There was just one problem. I had somehow got the Drive and Reverse parts of the stick confused, so we surged forward instead.

All right,
two
problems: I hit the gas really hard.

“Brake!” Lars Aquavit yelled. “Hit the brake!”

But my mind froze and I was unable to do anything but stare straight ahead, hands still at ten and two, as we hit the corner of the embassy. Lars Aquavit was quick. Seeing me freeze, he immediately reached downward and, with his fist, punched the brake.

But not quick enough to prevent me from crumpling the front end of the car and putting a healthy dent in the structure of the building.

“Reverse!” he yelled. “Put it in Reverse! Not the D! The R! Look for the P with a tail on it!”

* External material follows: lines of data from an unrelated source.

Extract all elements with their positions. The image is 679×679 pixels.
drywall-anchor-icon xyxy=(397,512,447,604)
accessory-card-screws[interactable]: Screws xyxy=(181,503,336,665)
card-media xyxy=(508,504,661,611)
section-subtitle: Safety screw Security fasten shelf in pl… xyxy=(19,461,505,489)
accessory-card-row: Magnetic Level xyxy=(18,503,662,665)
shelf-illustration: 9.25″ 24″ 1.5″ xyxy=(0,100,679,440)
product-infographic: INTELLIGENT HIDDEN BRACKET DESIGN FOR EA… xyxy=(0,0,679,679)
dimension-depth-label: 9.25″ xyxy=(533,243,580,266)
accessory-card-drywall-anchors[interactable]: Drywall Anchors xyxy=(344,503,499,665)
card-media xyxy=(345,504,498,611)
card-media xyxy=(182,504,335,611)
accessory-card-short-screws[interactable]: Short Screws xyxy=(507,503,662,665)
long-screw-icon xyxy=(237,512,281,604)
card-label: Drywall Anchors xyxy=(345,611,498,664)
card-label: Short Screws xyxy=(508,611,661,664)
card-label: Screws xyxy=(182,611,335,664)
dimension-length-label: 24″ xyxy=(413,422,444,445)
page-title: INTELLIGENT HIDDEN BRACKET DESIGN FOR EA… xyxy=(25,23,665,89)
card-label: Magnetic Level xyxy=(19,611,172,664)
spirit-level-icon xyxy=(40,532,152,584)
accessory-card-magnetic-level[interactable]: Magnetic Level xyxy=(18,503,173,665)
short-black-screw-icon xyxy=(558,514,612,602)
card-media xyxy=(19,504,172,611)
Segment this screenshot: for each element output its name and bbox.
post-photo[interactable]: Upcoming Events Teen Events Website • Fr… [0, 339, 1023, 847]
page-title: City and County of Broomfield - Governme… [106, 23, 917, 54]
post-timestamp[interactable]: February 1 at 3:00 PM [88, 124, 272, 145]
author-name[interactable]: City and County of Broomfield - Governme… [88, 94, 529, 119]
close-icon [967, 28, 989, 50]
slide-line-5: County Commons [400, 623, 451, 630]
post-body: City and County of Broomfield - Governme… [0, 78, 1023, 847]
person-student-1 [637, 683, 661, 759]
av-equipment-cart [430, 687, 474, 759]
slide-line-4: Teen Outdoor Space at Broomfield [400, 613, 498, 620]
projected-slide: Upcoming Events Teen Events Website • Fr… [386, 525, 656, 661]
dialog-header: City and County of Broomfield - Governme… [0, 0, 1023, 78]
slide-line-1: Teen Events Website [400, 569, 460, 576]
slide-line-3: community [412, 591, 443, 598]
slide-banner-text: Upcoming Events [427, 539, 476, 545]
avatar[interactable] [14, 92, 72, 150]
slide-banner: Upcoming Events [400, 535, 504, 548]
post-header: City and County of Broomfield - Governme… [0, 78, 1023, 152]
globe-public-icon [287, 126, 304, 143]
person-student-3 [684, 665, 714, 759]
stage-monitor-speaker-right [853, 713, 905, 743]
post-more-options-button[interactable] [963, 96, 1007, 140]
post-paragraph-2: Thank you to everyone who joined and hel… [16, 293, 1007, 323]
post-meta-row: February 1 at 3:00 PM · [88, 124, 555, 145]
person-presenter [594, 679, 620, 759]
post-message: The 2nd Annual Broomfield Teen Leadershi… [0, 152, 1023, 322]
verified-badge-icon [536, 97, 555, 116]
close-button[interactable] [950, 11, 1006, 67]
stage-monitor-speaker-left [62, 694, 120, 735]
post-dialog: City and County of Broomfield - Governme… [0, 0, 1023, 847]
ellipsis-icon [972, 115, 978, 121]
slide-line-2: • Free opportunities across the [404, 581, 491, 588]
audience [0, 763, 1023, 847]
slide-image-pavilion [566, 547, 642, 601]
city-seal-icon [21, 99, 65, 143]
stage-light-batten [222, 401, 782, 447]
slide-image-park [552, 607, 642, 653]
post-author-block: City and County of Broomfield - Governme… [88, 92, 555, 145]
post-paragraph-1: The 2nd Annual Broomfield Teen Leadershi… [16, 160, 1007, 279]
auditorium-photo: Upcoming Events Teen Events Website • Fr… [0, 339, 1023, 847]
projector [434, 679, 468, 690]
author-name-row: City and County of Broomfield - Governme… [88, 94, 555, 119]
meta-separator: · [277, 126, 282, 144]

This time, with his explicit abecedarian instructions, I had no problem finding the appropriate gear. The problem was that I still had what I would come to learn was known as a “lead foot” and I'd used that lead foot so strenuously while reversing that I literally flew us backward into an enormous bank of snow and dirt.

“Stop,” he groaned. “Please stop. You are awful at this.”

“Oh, God!”

“Please turn off the car, Charlotte,” he begged, fist once again on the brake.

Even
I
knew that driving, even learning to drive, wasn't supposed to go like this.

Meekly, I obeyed.

Lars Aquavit took his fist off the brake, wiped a relieved hand across his brow. He was always so cool. I'd never seen him rattled like this before. He slowly pushed open the door, walked around to the back of the car. I got out my side, walked around to the back, as well.

The back of the car really was buried.

“Give me the keys,” he instructed.

I handed them over.

“At least,” he said, “if I can get the car out of that bank, I can see how bad the rear damage is.”